Photographers Yann Gross and Arguiñe Escandon rely on a delicate collaboration with the other while avoiding othering. Their project The Holes of The Tree was developed over two years and retraces the steps of Charles Kroehle, a photographer who took the first pictures in the Peruvian Amazon between 1888 and 1892. Treading carefully to avoid cultural appropriation – Kroehle was an archetypal colonial adventurer, and his images relied heavily on exoticism – Escandon and Gross set on the self-admitted impossible endeavour of striving to erase the distance of observation, and thus avoiding the use of photography as a colonial instrument of representation, by becoming subjects themselves. Their first step was to defocus their gaze by spending time in the jungle, feeding on plants and observing the indigenous communities’ relationship with their environment. They then translated their observations in images. Escandon has an emotional approach to image-making, while Gross is more methodical. These complementing aspects of their collaboration helped them to interact with each subject differently and to build a more complex representation of their experiences.
Beg to differ
Collaboration abounds.
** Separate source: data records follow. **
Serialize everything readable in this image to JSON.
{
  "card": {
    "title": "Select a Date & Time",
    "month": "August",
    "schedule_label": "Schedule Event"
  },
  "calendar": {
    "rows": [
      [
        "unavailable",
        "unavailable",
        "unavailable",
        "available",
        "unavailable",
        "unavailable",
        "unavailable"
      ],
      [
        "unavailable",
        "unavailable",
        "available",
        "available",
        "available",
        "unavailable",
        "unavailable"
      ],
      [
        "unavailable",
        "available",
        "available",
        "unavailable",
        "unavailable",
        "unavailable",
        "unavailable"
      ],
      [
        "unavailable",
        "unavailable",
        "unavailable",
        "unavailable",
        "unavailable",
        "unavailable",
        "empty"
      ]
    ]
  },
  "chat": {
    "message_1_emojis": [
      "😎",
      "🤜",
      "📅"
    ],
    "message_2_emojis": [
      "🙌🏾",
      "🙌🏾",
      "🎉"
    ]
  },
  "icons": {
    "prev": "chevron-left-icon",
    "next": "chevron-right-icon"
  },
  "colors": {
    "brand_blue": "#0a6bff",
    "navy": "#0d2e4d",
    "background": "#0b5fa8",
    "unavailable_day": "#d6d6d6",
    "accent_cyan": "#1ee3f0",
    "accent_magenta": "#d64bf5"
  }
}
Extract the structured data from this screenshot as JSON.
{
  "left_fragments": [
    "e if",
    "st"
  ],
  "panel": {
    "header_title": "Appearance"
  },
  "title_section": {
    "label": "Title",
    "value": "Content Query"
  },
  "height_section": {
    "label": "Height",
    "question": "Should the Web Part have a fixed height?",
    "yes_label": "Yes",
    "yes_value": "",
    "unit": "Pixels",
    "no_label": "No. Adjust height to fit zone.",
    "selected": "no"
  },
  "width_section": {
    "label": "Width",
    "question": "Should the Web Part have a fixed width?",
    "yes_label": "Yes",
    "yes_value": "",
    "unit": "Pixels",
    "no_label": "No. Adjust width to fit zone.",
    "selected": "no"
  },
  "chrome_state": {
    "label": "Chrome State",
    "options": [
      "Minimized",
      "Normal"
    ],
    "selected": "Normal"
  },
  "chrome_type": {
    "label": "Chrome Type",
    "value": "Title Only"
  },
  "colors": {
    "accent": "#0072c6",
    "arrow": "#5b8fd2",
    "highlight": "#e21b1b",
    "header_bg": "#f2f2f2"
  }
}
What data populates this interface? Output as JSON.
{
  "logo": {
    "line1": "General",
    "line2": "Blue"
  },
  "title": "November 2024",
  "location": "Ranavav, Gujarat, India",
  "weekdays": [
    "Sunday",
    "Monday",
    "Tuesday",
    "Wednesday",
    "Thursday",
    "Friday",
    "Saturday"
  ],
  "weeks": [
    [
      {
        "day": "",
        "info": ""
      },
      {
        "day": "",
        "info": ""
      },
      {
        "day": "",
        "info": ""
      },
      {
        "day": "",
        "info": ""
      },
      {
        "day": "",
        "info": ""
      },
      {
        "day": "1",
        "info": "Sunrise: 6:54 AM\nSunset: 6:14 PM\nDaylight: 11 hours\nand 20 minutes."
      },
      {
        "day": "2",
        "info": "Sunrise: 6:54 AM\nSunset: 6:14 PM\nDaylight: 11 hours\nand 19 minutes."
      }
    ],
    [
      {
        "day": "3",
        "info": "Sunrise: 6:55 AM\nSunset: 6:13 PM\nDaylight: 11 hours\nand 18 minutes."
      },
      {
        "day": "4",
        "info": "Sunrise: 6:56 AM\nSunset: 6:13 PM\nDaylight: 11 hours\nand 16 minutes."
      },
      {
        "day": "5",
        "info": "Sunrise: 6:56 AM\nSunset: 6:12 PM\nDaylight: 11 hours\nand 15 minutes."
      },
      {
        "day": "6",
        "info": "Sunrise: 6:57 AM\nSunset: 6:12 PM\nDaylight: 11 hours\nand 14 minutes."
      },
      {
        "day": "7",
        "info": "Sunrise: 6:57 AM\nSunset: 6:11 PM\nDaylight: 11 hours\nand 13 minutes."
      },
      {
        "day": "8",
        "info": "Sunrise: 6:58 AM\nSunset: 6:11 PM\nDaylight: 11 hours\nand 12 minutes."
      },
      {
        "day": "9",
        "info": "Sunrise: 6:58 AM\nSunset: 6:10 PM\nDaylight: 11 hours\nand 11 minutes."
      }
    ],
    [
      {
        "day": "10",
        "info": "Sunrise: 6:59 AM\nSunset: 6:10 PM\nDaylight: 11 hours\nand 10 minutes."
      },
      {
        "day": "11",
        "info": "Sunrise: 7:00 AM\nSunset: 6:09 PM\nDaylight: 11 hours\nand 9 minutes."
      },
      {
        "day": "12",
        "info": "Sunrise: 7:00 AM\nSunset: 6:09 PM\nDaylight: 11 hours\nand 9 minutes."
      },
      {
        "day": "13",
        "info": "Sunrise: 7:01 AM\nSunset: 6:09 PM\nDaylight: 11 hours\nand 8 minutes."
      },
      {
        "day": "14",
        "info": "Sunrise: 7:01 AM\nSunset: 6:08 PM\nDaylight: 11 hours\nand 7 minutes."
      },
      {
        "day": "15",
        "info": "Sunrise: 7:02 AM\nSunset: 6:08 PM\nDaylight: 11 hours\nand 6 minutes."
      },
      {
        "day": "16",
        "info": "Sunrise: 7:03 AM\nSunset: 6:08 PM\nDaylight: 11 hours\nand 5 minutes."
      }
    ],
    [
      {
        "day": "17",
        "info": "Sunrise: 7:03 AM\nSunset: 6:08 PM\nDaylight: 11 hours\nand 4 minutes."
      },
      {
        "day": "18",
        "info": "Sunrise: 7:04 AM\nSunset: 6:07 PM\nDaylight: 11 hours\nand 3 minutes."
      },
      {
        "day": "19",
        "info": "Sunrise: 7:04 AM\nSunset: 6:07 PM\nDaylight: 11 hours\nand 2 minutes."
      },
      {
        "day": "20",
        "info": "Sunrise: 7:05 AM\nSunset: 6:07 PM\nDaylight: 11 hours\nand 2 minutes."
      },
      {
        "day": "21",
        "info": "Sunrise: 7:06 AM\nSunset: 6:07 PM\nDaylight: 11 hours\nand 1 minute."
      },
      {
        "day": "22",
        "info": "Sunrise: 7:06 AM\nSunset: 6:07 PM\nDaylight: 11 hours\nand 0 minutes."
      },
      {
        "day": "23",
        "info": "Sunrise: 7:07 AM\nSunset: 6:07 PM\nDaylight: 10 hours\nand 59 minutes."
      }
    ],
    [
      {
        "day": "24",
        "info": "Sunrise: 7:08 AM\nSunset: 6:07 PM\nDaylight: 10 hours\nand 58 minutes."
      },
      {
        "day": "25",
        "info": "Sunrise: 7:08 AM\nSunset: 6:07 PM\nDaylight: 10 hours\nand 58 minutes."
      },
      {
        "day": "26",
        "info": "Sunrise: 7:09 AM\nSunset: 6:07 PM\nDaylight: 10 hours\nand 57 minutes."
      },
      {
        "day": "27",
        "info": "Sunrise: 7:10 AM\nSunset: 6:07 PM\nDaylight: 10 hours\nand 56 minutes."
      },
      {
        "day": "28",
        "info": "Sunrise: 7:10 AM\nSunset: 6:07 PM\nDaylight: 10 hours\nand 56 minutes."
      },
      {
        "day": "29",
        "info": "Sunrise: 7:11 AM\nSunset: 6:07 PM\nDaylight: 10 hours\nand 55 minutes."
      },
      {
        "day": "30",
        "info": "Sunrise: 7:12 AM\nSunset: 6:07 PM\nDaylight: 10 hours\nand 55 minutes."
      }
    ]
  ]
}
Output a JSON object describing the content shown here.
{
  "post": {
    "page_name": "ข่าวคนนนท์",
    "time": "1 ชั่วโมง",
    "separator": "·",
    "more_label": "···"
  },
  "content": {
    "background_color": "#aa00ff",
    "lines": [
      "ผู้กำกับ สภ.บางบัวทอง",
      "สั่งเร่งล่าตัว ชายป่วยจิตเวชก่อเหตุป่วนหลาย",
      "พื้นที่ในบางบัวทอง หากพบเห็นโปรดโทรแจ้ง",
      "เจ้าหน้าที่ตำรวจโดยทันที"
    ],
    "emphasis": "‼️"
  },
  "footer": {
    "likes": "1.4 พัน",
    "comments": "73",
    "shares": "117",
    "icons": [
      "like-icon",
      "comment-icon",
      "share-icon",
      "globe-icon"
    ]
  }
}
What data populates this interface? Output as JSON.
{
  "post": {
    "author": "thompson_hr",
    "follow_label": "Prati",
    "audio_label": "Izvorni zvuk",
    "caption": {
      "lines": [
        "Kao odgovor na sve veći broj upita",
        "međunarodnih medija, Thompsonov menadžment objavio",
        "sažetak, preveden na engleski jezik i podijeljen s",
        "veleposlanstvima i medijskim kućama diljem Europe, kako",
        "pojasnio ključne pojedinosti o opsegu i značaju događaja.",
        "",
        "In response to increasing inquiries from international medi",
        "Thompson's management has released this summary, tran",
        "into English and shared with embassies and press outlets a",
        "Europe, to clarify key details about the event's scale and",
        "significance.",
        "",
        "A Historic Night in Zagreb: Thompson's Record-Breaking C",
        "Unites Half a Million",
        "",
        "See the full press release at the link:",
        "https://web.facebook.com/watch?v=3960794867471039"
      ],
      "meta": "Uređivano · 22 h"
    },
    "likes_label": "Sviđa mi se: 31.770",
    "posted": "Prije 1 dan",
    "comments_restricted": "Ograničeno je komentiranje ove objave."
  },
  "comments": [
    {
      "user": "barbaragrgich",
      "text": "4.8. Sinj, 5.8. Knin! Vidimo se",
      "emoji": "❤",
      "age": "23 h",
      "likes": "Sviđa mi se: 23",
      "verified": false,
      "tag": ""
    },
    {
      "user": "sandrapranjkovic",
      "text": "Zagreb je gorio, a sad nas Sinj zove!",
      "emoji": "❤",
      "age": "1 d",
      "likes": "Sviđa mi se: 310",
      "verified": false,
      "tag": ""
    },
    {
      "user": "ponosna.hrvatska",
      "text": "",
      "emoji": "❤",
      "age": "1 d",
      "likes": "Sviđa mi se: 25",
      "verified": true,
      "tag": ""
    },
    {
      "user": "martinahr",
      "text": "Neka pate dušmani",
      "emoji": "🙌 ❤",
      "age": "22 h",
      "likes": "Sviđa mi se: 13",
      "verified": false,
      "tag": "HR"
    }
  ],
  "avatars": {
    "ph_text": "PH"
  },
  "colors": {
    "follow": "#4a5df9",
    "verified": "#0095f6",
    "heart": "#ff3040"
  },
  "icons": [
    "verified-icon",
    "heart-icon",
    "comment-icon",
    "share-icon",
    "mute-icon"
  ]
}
Whether through teamwork, partnership or alliance, design relies heavily on the other to deliver projects that are more accomplished or more complex than if they had been attempted independently. The actual process is separate in each case as designers have distinctive working methods: collaboration is thus always different. Because it fuses practitioners’ interests with their partners’, the process can leave a lasting trace. Furthermore, perhaps in line with our constant presence on social media, notions of collaboration with an audience have become more relevant than ever. All these aspects are parts of the reason why we strive to team up with others.
Professional cooperation has been present forever, but some aspects are unique to our times. It is clear that the profusion of digital tools facilitates nomad, fluid partnerships that form and disappear as they are needed. The mental image of the network should thus be pictured as a protean, flowing, temporary relationship. It links subcultures, beliefs and appreciation – rather than, as we might traditionally imagine it, closed old boys’ networks, contracts or predetermined exchange. At a recent conference in Bern, design writer and curator Emily King shared an insight she gained while working on a piece.³ It seems like fromagers cannot rely purely on their own cheese cultures in the long term: they have to share them with other dairies to avoid weakening bacteria. Expanding on this cheesy metaphor is somehow quite fitting for the design world. If we want to build a sustainable and sustaining design practice, we must abide by the real power of sharing, which is about the “and” rather than the “either/or”. This seems to be especially relevant this year, as we notice a number of projects dealing with social engagement such as real-world issues, gender, identity, race and power dynamics. It confirms the importance of engaging with the other. Only by seeking the difference in collaboration will we be able to make our best work, and achieve a better world.
3. Emily King, Curating and Writing Beyond Academia, conference at University of Bern, Bern, 4 April 2019; Emily King, “Leila McAlister”, in: The Gentlewoman 6, 2012.